As the plane backed out of the gate, Miriam felt herself tense. No going back now. She never used to be afraid of flying, but traveling to Saudi had done something to her. As they lumbered down the runway, her instincts took over. Palms cold, forehead wet, chest tight. The plane would never go fast enough to rise off the ground. Everyone stared at the windows and walls, which were shuddering violently. An overhead compartment burst open, spilling jackets and a coffee tin on a passenger’s head. She wondered why anyone would take Folgers to Jeddah.

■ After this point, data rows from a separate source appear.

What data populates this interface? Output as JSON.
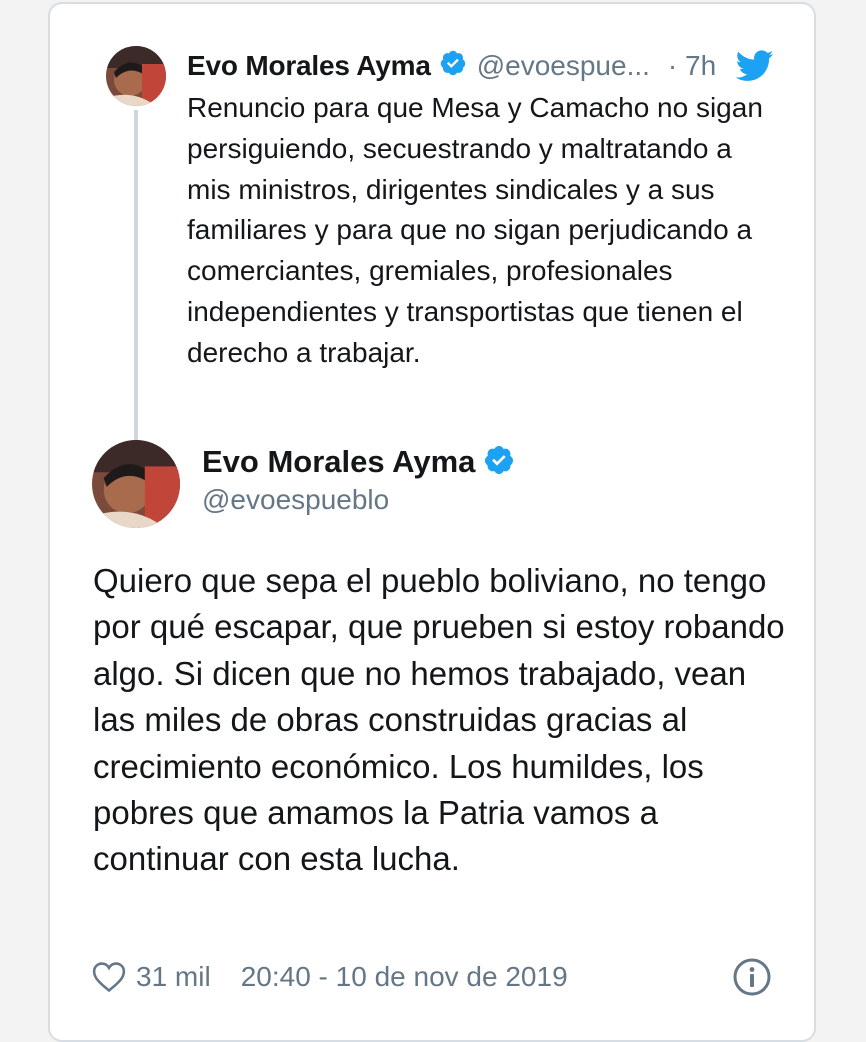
{
  "parent_tweet": {
    "author_name": "Evo Morales Ayma",
    "handle": "@evoespue...",
    "time": "· 7h",
    "text": "Renuncio para que Mesa y Camacho no sigan persiguiendo, secuestrando y maltratando a mis ministros, dirigentes sindicales y a sus familiares y para que no sigan perjudicando a comerciantes, gremiales, profesionales independientes y transportistas que tienen el derecho a trabajar."
  },
  "main_tweet": {
    "author_name": "Evo Morales Ayma",
    "handle": "@evoespueblo",
    "text": "Quiero que sepa el pueblo boliviano, no tengo por qué escapar, que prueben si estoy robando algo. Si dicen que no hemos trabajado, vean las miles de obras construidas gracias al crecimiento económico. Los humildes, los pobres que amamos la Patria vamos a continuar con esta lucha.",
    "likes": "31 mil",
    "timestamp": "20:40 - 10 de nov de 2019"
  },
  "icons": {
    "verified": "verified-badge-icon",
    "twitter": "twitter-bird-icon",
    "like": "heart-icon",
    "info": "info-icon"
  },
  "colors": {
    "accent": "#1da1f2",
    "text": "#14171a",
    "secondary_text": "#657786",
    "border": "#d6dde3",
    "background": "#f3f3f3"
  }
}
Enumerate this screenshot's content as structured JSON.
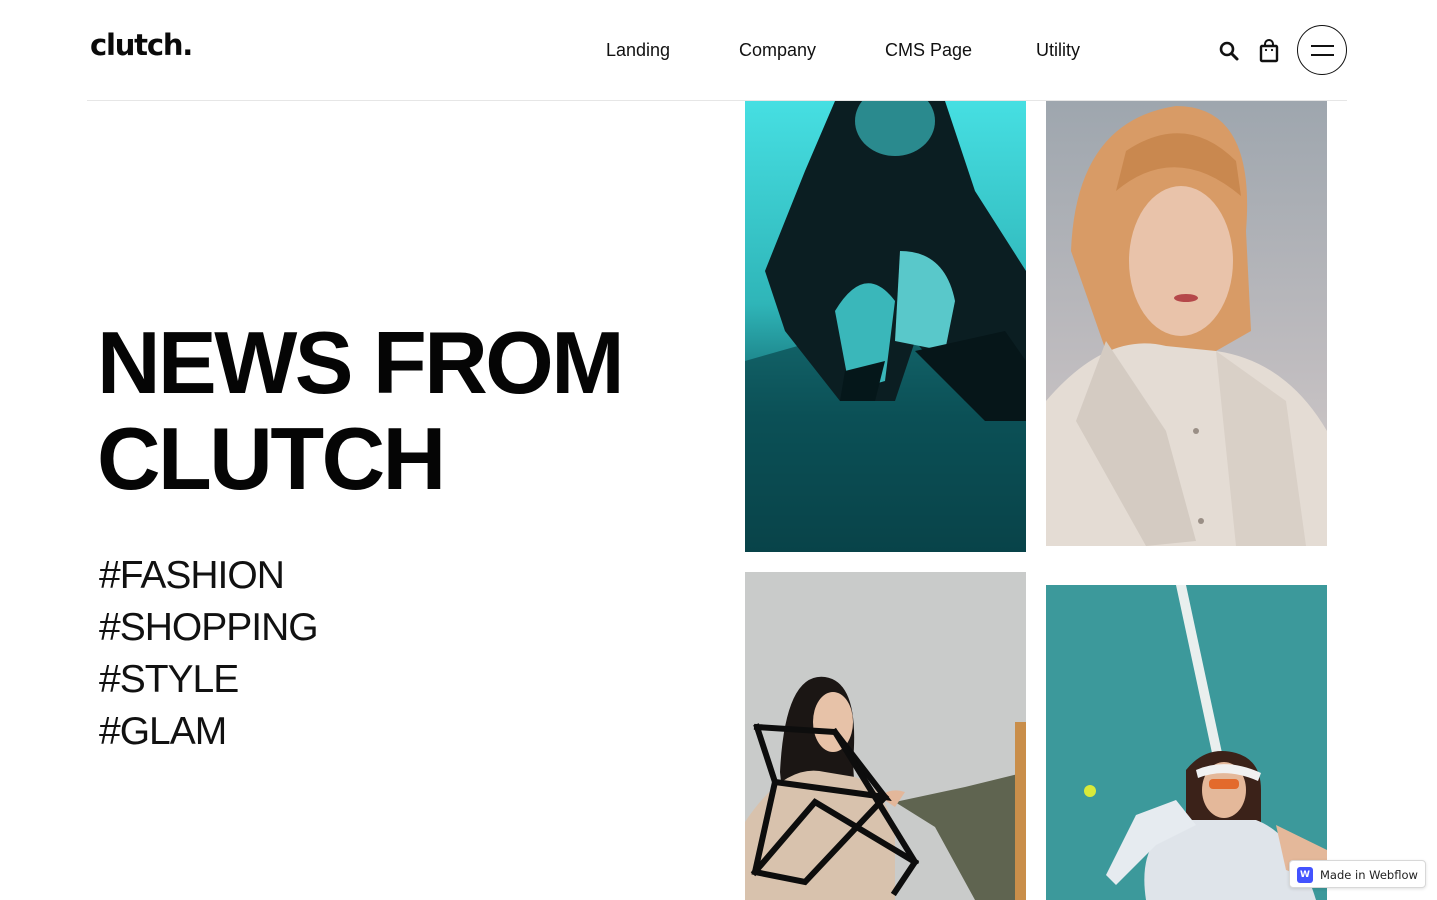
{
  "brand": {
    "logo_text": "clutch."
  },
  "nav": {
    "links": [
      {
        "label": "Landing"
      },
      {
        "label": "Company"
      },
      {
        "label": "CMS Page"
      },
      {
        "label": "Utility"
      }
    ],
    "icons": [
      "search-icon",
      "shopping-bag-icon",
      "menu-icon"
    ]
  },
  "hero": {
    "title_line1": "NEWS FROM",
    "title_line2": "CLUTCH",
    "tags": [
      "#FASHION",
      "#SHOPPING",
      "#STYLE",
      "#GLAM"
    ]
  },
  "gallery": {
    "photos": [
      {
        "description": "woman-in-leather-coat-teal-background"
      },
      {
        "description": "woman-with-blonde-bob-beige-jacket"
      },
      {
        "description": "women-with-geometric-frame"
      },
      {
        "description": "woman-on-tennis-court-with-visor"
      }
    ]
  },
  "badge": {
    "label": "Made in Webflow",
    "logo_letter": "W"
  },
  "colors": {
    "text": "#050505",
    "accent_teal": "#3fd6d8",
    "court_teal": "#3a9c9e",
    "webflow_blue": "#4353ff"
  }
}
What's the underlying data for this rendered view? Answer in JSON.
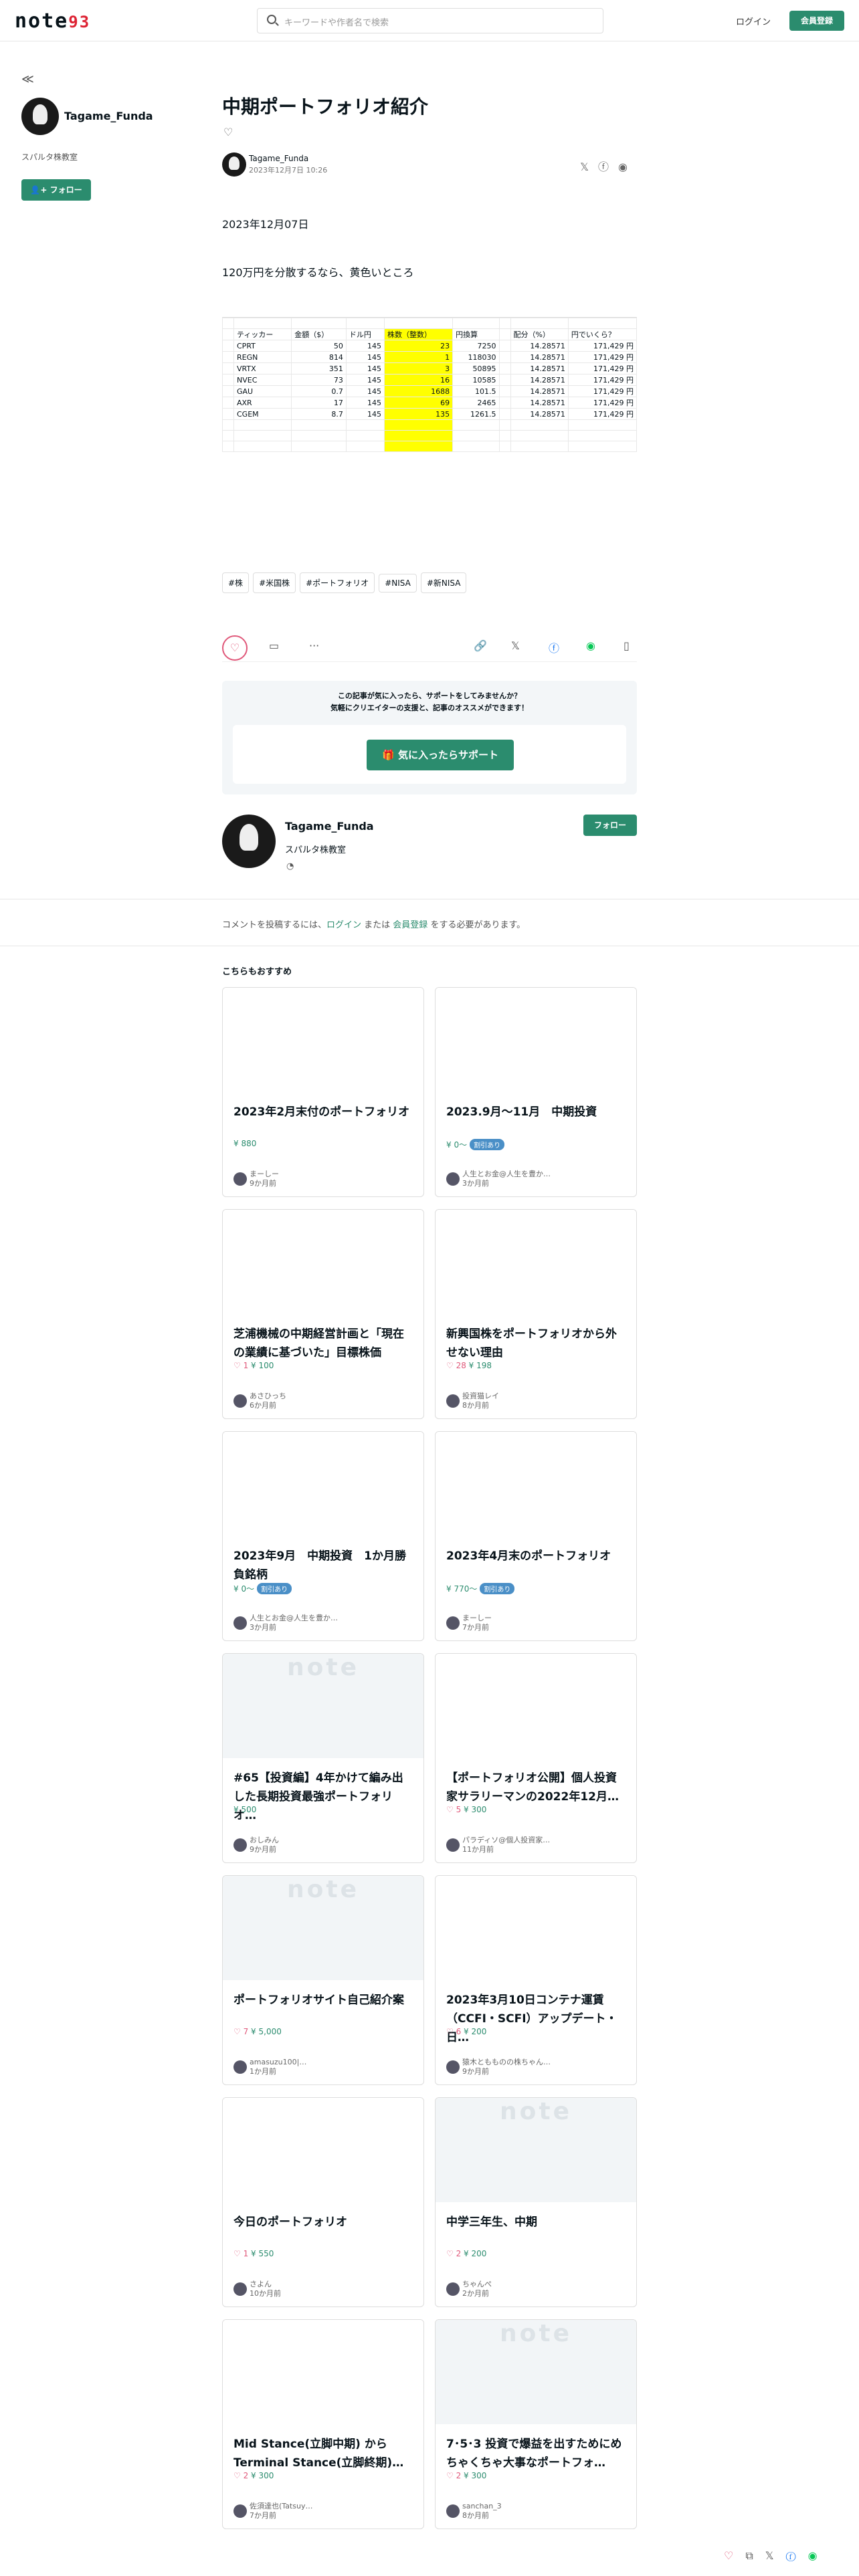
{
  "header": {
    "logo": "note",
    "logo_suffix": "93",
    "search_placeholder": "キーワードや作者名で検索",
    "login": "ログイン",
    "signup": "会員登録"
  },
  "sidebar": {
    "back": "≪",
    "username": "Tagame_Funda",
    "bio": "スパルタ株教室",
    "follow": "フォロー"
  },
  "article": {
    "title": "中期ポートフォリオ紹介",
    "author": "Tagame_Funda",
    "date": "2023年12月7日 10:26",
    "p1": "2023年12月07日",
    "p2": "120万円を分散するなら、黄色いところ",
    "table_header": [
      "ティッカー",
      "金額（$）",
      "ドル円",
      "株数（整数）",
      "円換算",
      "",
      "配分（%）",
      "円でいくら？"
    ],
    "table_rows": [
      [
        "CPRT",
        "50",
        "145",
        "23",
        "7250",
        "",
        "14.28571",
        "171,429 円"
      ],
      [
        "REGN",
        "814",
        "145",
        "1",
        "118030",
        "",
        "14.28571",
        "171,429 円"
      ],
      [
        "VRTX",
        "351",
        "145",
        "3",
        "50895",
        "",
        "14.28571",
        "171,429 円"
      ],
      [
        "NVEC",
        "73",
        "145",
        "16",
        "10585",
        "",
        "14.28571",
        "171,429 円"
      ],
      [
        "GAU",
        "0.7",
        "145",
        "1688",
        "101.5",
        "",
        "14.28571",
        "171,429 円"
      ],
      [
        "AXR",
        "17",
        "145",
        "69",
        "2465",
        "",
        "14.28571",
        "171,429 円"
      ],
      [
        "CGEM",
        "8.7",
        "145",
        "135",
        "1261.5",
        "",
        "14.28571",
        "171,429 円"
      ]
    ],
    "tags": [
      "#株",
      "#米国株",
      "#ポートフォリオ",
      "#NISA",
      "#新NISA"
    ]
  },
  "support": {
    "line1": "この記事が気に入ったら、サポートをしてみませんか？",
    "line2": "気軽にクリエイターの支援と、記事のオススメができます！",
    "button": "気に入ったらサポート"
  },
  "creator": {
    "name": "Tagame_Funda",
    "bio": "スパルタ株教室",
    "follow": "フォロー"
  },
  "comment": {
    "pre": "コメントを投稿するには、",
    "login": "ログイン",
    "mid": " または ",
    "signup": "会員登録",
    "post": " をする必要があります。"
  },
  "recommend_title": "こちらもおすすめ",
  "cards": [
    {
      "title": "2023年2月末付のポートフォリオ",
      "likes": "",
      "price": "¥ 880",
      "sale": "",
      "user": "まーしー",
      "time": "9か月前",
      "gray": false
    },
    {
      "title": "2023.9月〜11月　中期投資",
      "likes": "",
      "price": "¥ 0〜",
      "sale": "割引あり",
      "user": "人生とお金@人生を豊か…",
      "time": "3か月前",
      "gray": false
    },
    {
      "title": "芝浦機械の中期経営計画と「現在の業績に基づいた」目標株価",
      "likes": "♡ 1",
      "price": "¥ 100",
      "sale": "",
      "user": "あさひっち",
      "time": "6か月前",
      "gray": false
    },
    {
      "title": "新興国株をポートフォリオから外せない理由",
      "likes": "♡ 28",
      "price": "¥ 198",
      "sale": "",
      "user": "投資猫レイ",
      "time": "8か月前",
      "gray": false
    },
    {
      "title": "2023年9月　中期投資　1か月勝負銘柄",
      "likes": "",
      "price": "¥ 0〜",
      "sale": "割引あり",
      "user": "人生とお金@人生を豊か…",
      "time": "3か月前",
      "gray": false
    },
    {
      "title": "2023年4月末のポートフォリオ",
      "likes": "",
      "price": "¥ 770〜",
      "sale": "割引あり",
      "user": "まーしー",
      "time": "7か月前",
      "gray": false
    },
    {
      "title": "#65【投資編】4年かけて編み出した長期投資最強ポートフォリオ…",
      "likes": "",
      "price": "¥ 500",
      "sale": "",
      "user": "おしみん",
      "time": "9か月前",
      "gray": true
    },
    {
      "title": "【ポートフォリオ公開】個人投資家サラリーマンの2022年12月…",
      "likes": "♡ 5",
      "price": "¥ 300",
      "sale": "",
      "user": "パラディソ@個人投資家…",
      "time": "11か月前",
      "gray": false
    },
    {
      "title": "ポートフォリオサイト自己紹介案",
      "likes": "♡ 7",
      "price": "¥ 5,000",
      "sale": "",
      "user": "amasuzu100|…",
      "time": "1か月前",
      "gray": true
    },
    {
      "title": "2023年3月10日コンテナ運賃（CCFI・SCFI）アップデート・日…",
      "likes": "♡ 6",
      "price": "¥ 200",
      "sale": "",
      "user": "猿木ともものの株ちゃん…",
      "time": "9か月前",
      "gray": false
    },
    {
      "title": "今日のポートフォリオ",
      "likes": "♡ 1",
      "price": "¥ 550",
      "sale": "",
      "user": "さよん",
      "time": "10か月前",
      "gray": false
    },
    {
      "title": "中学三年生、中期",
      "likes": "♡ 2",
      "price": "¥ 200",
      "sale": "",
      "user": "ちゃんぺ",
      "time": "2か月前",
      "gray": true
    },
    {
      "title": "Mid Stance(立脚中期) から Terminal Stance(立脚終期)…",
      "likes": "♡ 2",
      "price": "¥ 300",
      "sale": "",
      "user": "佐須達也(Tatsuy…",
      "time": "7か月前",
      "gray": false
    },
    {
      "title": "7･5･3 投資で爆益を出すためにめちゃくちゃ大事なポートフォ…",
      "likes": "♡ 2",
      "price": "¥ 300",
      "sale": "",
      "user": "sanchan_3",
      "time": "8か月前",
      "gray": true
    }
  ]
}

“Do you know,” the man beside her said, “on the old Saudia flights, they used to say Mohammed’s prayer for journeys over the loudspeaker?” He spoke with a clear American accent, which surprised her somehow. She had thought h
e was Arab.
“Oh, really?” She gave a nervous laugh.
“Another tradition lost.” He seemed almost amused.
They felt the pull of their bodies resisting the rise. A man across the aisle began cursing. Miriam wanted to hush him but she was hinged in a twilight of prayer, hoping they wouldn’t fall out of the sky. With a bounce, the plane leveled. It seemed to stop in midair and float like a walrus on top of a balloon. A mechanical lullaby hummed in her head. It was midnight. That and fear combined to make her feel crushingly tired. The only way to escape the terror of flying was to surrender to the void of unconsciousness, but there was no alcohol on Saudia flights, and the dark nestle of sleep would not come closer until they turned out the lights. She shut her eyes, hoping to deter her neighbor from starting a conversation, but he pressed the call button. Bing. The steward appeared, looking annoyed. Her neighbor leaned past her, almost touching her breast with his shoulder. “Excuse me,” he said. He asked for two empty cups.
“One for me,” he told the steward, “and one for my girlfriend.”
* * *
From the pocket of his jacket he produced two small bottles of wine. Miriam’s chest tightened.
“You know that’s —”
“Forbidden,” he said. “Yes. But what are they going to do, kick us off the plane?” He smiled at her, poured out two cups, and tucked the bottles in the seat pocket. He gave one cup to Miriam. She shook her head but he insisted. “Come on,” he said, “I’m sure the worst they’ll do is make us flush it down the toilet.”
She felt like a teenager again and found herself doing just what she’d done back then. She picked up the cup. “Thanks,” she said, taking a sip. It was a welcome palliative. Actually, the worst they’ll do is arrest us and throw us in prison when we land.